Brief summary of 2020 tax law amendments in Hungary
Below we have compiled a summary on the most important tax law amendments effective from this year.
VALUE ADDED TAX
Online data reporting obligation, invoice issuing
From 1 July 2020, the data reporting liability (already being in effect from July 2018) at invoice level covers all invoices issued on domestic transactions to VAT taxpayers registered in Hungary, which means that the VAT threshold concerning the reporting obligation (HUF 100,000) no longer applies. According to changes in the law, from 1 July 2020, the online reporting obligation does not only have to be fulfilled for invoices in which the VAT amount charged reaches or exceeds HUF 100,000, both for all invoices issued between domestic taxable persons where VAT is charged and also for invoices in respect of VAT exempt domestic sale of goods and supply of services and domestic reverse charge transactions. Furthermore, all invoices subject to data reporting need to include the first eight digits of the Hungarian VAT taxpayer partner.

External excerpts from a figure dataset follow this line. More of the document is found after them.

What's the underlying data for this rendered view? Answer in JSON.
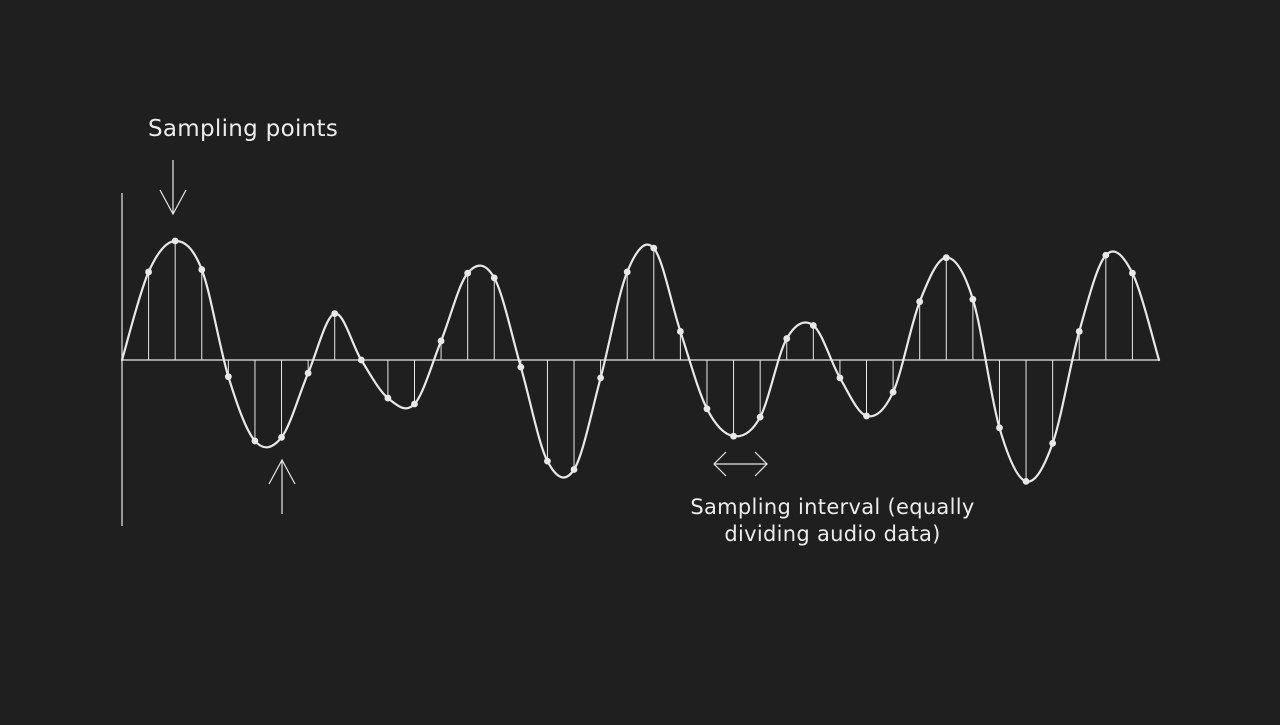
{
  "background": "#1f1f1f",
  "stroke_color": "#e8e8e8",
  "labels": {
    "sampling_points": "Sampling points",
    "sampling_interval_line1": "Sampling interval (equally",
    "sampling_interval_line2": "dividing audio data)"
  },
  "waveform": {
    "samples": [
      0.0,
      0.74,
      1.0,
      0.76,
      -0.14,
      -0.68,
      -0.65,
      -0.11,
      0.39,
      0.0,
      -0.32,
      -0.37,
      0.16,
      0.73,
      0.69,
      -0.06,
      -0.85,
      -0.92,
      -0.15,
      0.74,
      0.94,
      0.24,
      -0.41,
      -0.64,
      -0.48,
      0.18,
      0.29,
      -0.15,
      -0.47,
      -0.27,
      0.49,
      0.86,
      0.51,
      -0.57,
      -1.02,
      -0.7,
      0.24,
      0.88,
      0.73,
      0.0
    ]
  }
}
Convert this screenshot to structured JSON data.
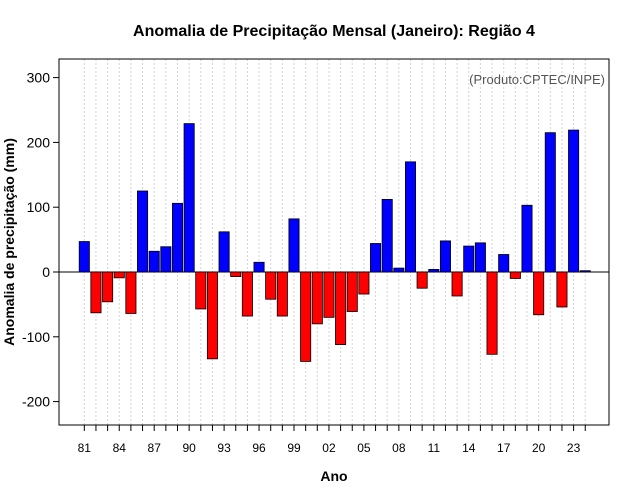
{
  "chart_data": {
    "type": "bar",
    "title": "Anomalia de Precipitação Mensal (Janeiro): Região 4",
    "xlabel": "Ano",
    "ylabel": "Anomalia de precipitação (mm)",
    "annotation": "(Produto:CPTEC/INPE)",
    "ylim": [
      -240,
      330
    ],
    "yticks": [
      -200,
      -100,
      0,
      100,
      200,
      300
    ],
    "xtick_labels": [
      "81",
      "84",
      "87",
      "90",
      "93",
      "96",
      "99",
      "02",
      "05",
      "08",
      "11",
      "14",
      "17",
      "20",
      "23"
    ],
    "positive_color": "#0000ff",
    "negative_color": "#ff0000",
    "categories": [
      "1981",
      "1982",
      "1983",
      "1984",
      "1985",
      "1986",
      "1987",
      "1988",
      "1989",
      "1990",
      "1991",
      "1992",
      "1993",
      "1994",
      "1995",
      "1996",
      "1997",
      "1998",
      "1999",
      "2000",
      "2001",
      "2002",
      "2003",
      "2004",
      "2005",
      "2006",
      "2007",
      "2008",
      "2009",
      "2010",
      "2011",
      "2012",
      "2013",
      "2014",
      "2015",
      "2016",
      "2017",
      "2018",
      "2019",
      "2020",
      "2021",
      "2022",
      "2023",
      "2024"
    ],
    "values": [
      47,
      -63,
      -46,
      -9,
      -64,
      125,
      32,
      39,
      106,
      229,
      -57,
      -134,
      62,
      -7,
      -68,
      15,
      -42,
      -68,
      82,
      -138,
      -80,
      -70,
      -112,
      -61,
      -34,
      44,
      112,
      6,
      170,
      -25,
      4,
      48,
      -37,
      40,
      45,
      -127,
      27,
      -10,
      103,
      -66,
      215,
      -54,
      219,
      2
    ]
  }
}
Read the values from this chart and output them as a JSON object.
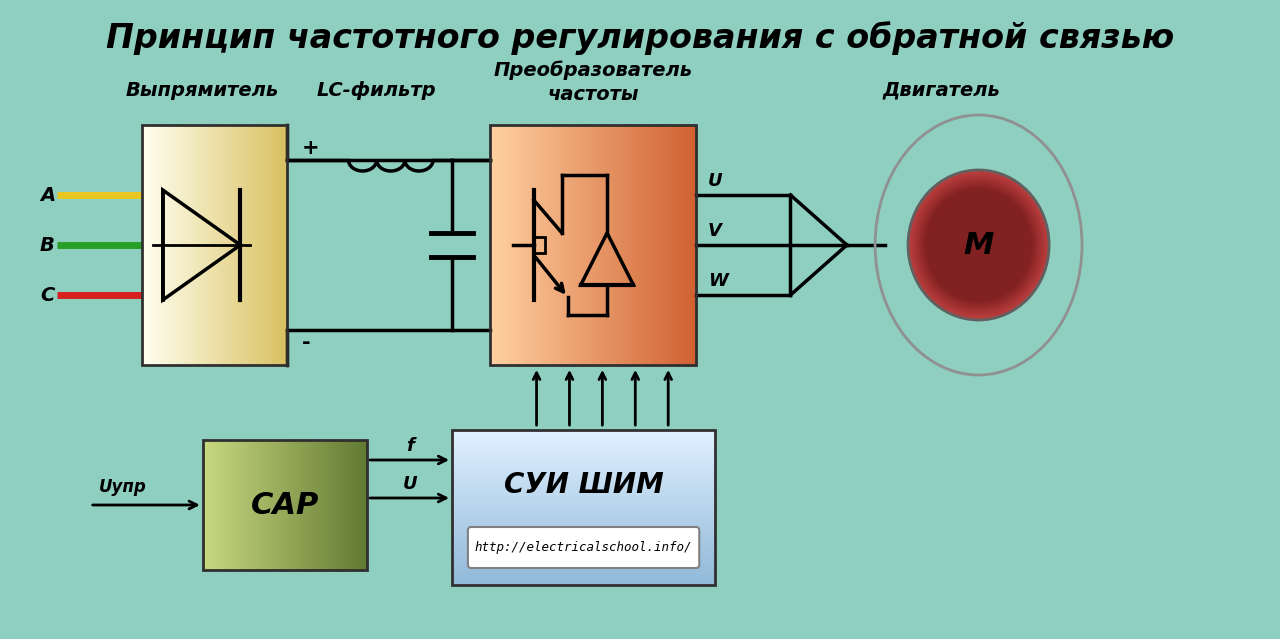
{
  "title": "Принцип частотного регулирования с обратной связью",
  "bg_color": "#8ECFC0",
  "label_rectifier": "Выпрямитель",
  "label_lc": "LC-фильтр",
  "label_converter": "Преобразователь\nчастоты",
  "label_motor": "Двигатель",
  "label_sar": "САР",
  "label_sui": "СУИ ШИМ",
  "label_uupr": "Uупр",
  "label_A": "A",
  "label_B": "B",
  "label_C": "C",
  "label_U": "U",
  "label_V": "V",
  "label_W": "W",
  "label_f": "f",
  "label_U2": "U",
  "label_plus": "+",
  "label_minus": "-",
  "label_M": "M",
  "url": "http://electricalschool.info/",
  "color_A": "#E8C820",
  "color_B": "#28A028",
  "color_C": "#D82020",
  "rectifier_color1": "#FFFFF0",
  "rectifier_color2": "#D8C060",
  "converter_color1": "#FFD0A0",
  "converter_color2": "#D06030",
  "sar_color1": "#C8D880",
  "sar_color2": "#607830",
  "sui_color1": "#E0F0FF",
  "sui_color2": "#90B8D8",
  "motor_outer_color1": "#F0D0D0",
  "motor_outer_color2": "#D09090",
  "motor_inner_color1": "#C04040",
  "motor_inner_color2": "#802020"
}
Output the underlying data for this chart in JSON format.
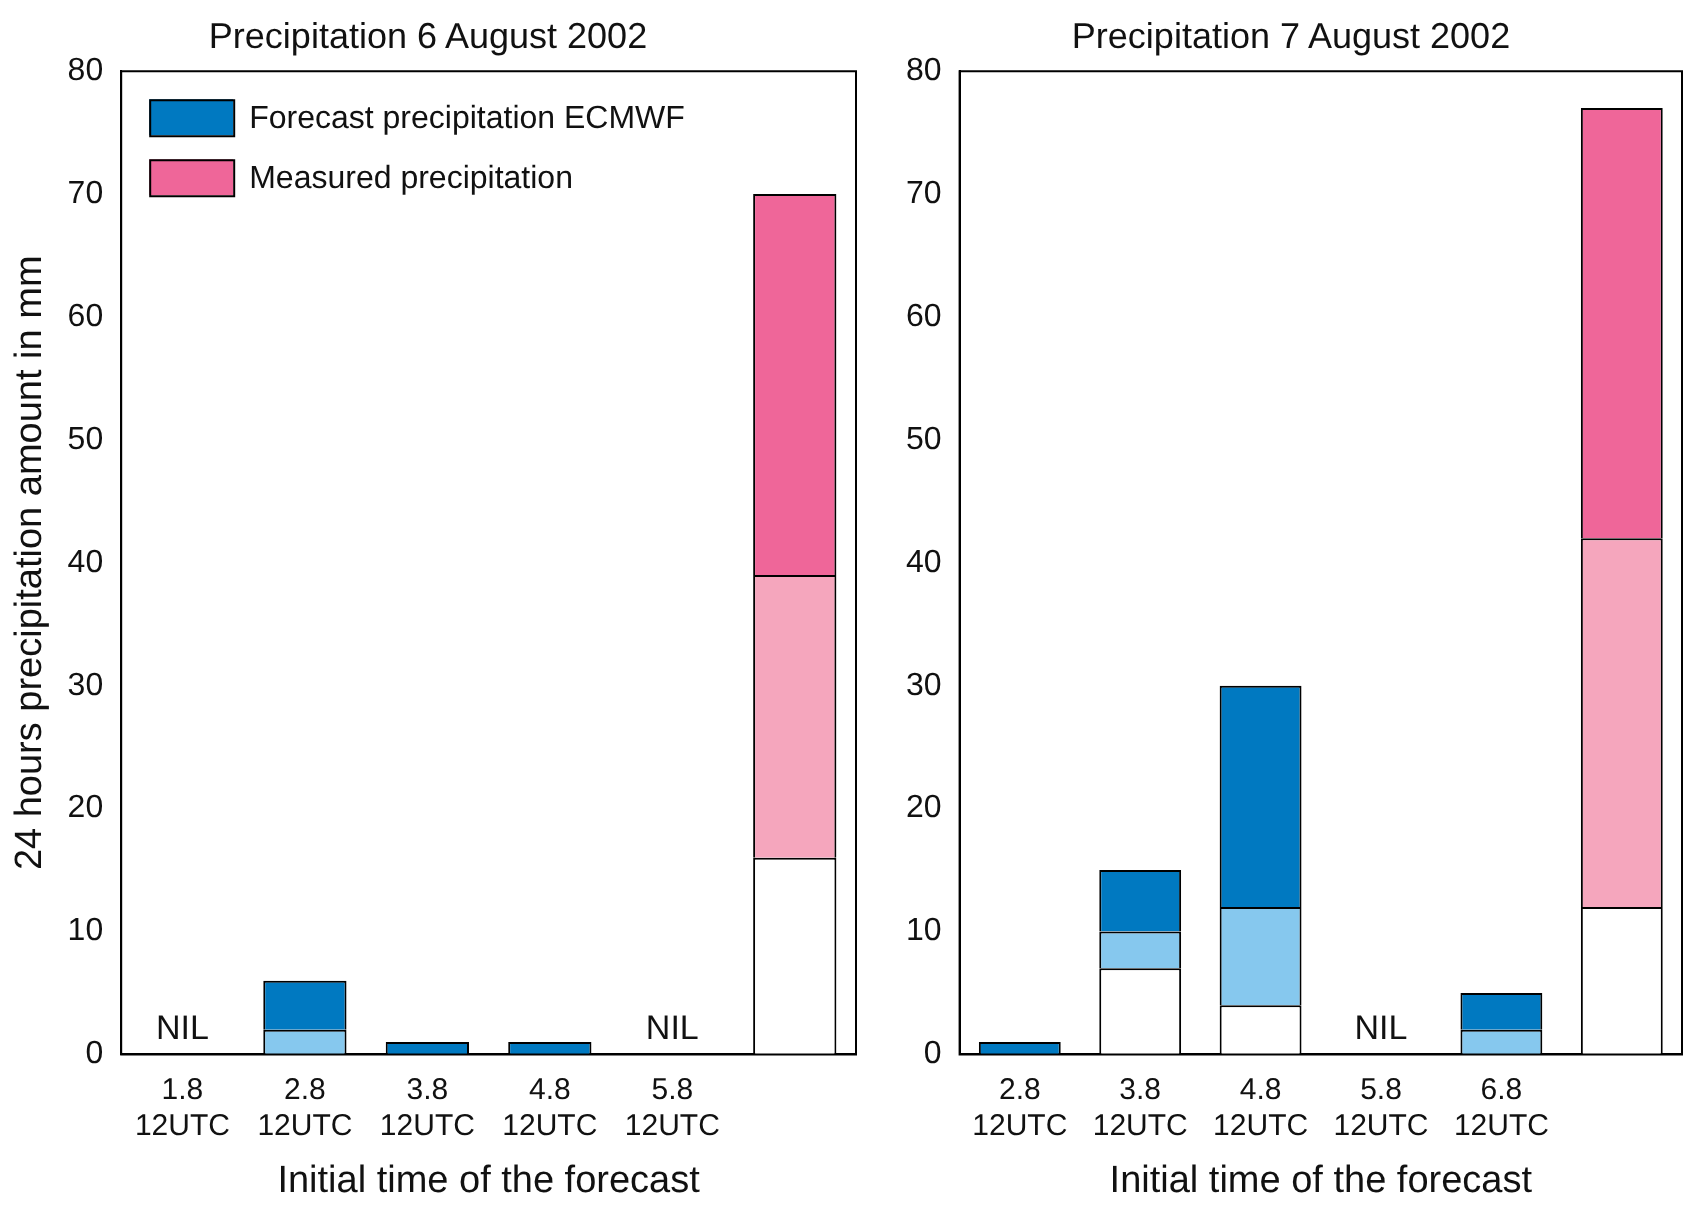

As a further change, from 2021, the data reporting obligation will be extended also to invoices issued to non-taxpayers, i.e. practically covering all possible invoices issued. The data reporting on invoices issued to non-taxpayers does not include the name and address of the customer. Data does not have to be provided regarding invoices issued to non-taxpayers regarding transactions with a place of supply in other Member States, and where the taxpayer satisfies its tax payment obligation within the “one-stop-shop” system. The general deadline for issuing the invoices will be reduced from 15 days to 8 days.
Quick fixes – legal harmonization with EU rules
The following changes took effect as of 1 January in light of the amendments in VAT rules on the EU level.
Changes to call-off stock rules
The previous conditions of the call-off stock simplification rule are now more stringent:
• at the time of delivery, the seller has to know the identity and tax number of the potential customer; the seller is not allowed to be settled for VAT purposes in the destination country.
• the fact of the product transfer has to be reported in the EC Sales list, while both the entity transporting the goods and the potential buyer need to keep detailed records on the goods;
• the customer has to call off the goods within 12 months from the date of delivery.
Changes in chain transactions
The intermediate entity in a supply chain can now decide taking part in the supply chain as a vendor, and all that is required for this purpose is to provide the preceding seller in the chain with its tax number issued by the country of departure. Nevertheless, the general assumption becomes effective, i.e. the intermediate party is considered as taking part in the chain as a buyer.
Changes in the conditions of tax-exempt intra-Community supplies
VAT ID number of the buyer becomes an inevitable condition for tax-exempt Community supplies. As a result, an EU supply is tax exempt if the following conditions are met:
• The buyer is a registered taxpayer in the destination country and has a valid tax number in another Member State, and this tax number is revealed to the vendor.
• The vendor has to submit a proper and full EC Sales list. In case of non-compliance, the tax exemption criterion is not fulfilled (exception: if this taxpayer acted in the good faith and provides all necessary data to the tax authorities relating to the proper reporting of this transaction).
VAT rate for commercial accommodation services
The VAT rate for commercial accommodation services decreased significantly to 5% (from 18%).
From 1 January 2020 under certain and strict conditions, it becomes possible to reduce the VAT base by way of self-revision of receivables qualifying as irrecoverable debts (i.e. the tax base reduction needs to be claimed by amending the original tax return filed on the original transaction).
Tax-exempt services related to imports
For certain services directly linked to import transactions, one condition for the tax exemption is that such services are provided directly to the importer.
PERSONAL INCOME TAX
One of the most remarkable elements of the tax law amendments for 2020 is that from 1 July 2020 mothers raising at least four children are entitled to lifelong exemption from personal income tax on their certain types of income.
The corporate tax advance yearly one-off top-up obligation was abolished from July 2019.
DAC 6 Directive
From 1 July 2020, a new reporting obligation on cross-border arrangements will come into force, mandatory exchange of information on cross - border arrangements. VAT, excise tax and contributions are not covered by the reporting obligation. A default penalty of up to HUF 500,000 (roughly EUR 1,600) can be imposed upon failure to comply with the reporting obligation, or in the case of delayed, incorrect, false or incomplete execution thereof. The penalty can be up to HUF 5 million (roughly EUR 15,600) if the obligation is not met by the deadline. The first reporting deadline is 31 August 2020.
SOCIAL SECURITY CONTRIBUTION
From July 2020, a new social security legislation will enter into force. Among other changes, technically, the 4% in-kind health insurance contribution, the 3% in-cash health insurance contribution, the 1.5% labour market contribution and the 10% pension contribution will be merged into one single contribution, into the 18.5% social security contribution from 1 July 2020.
SOCIAL CONTRIBUTION TAX
As of 1 July 2019, the social contribution tax rate was decreased to 17.5%.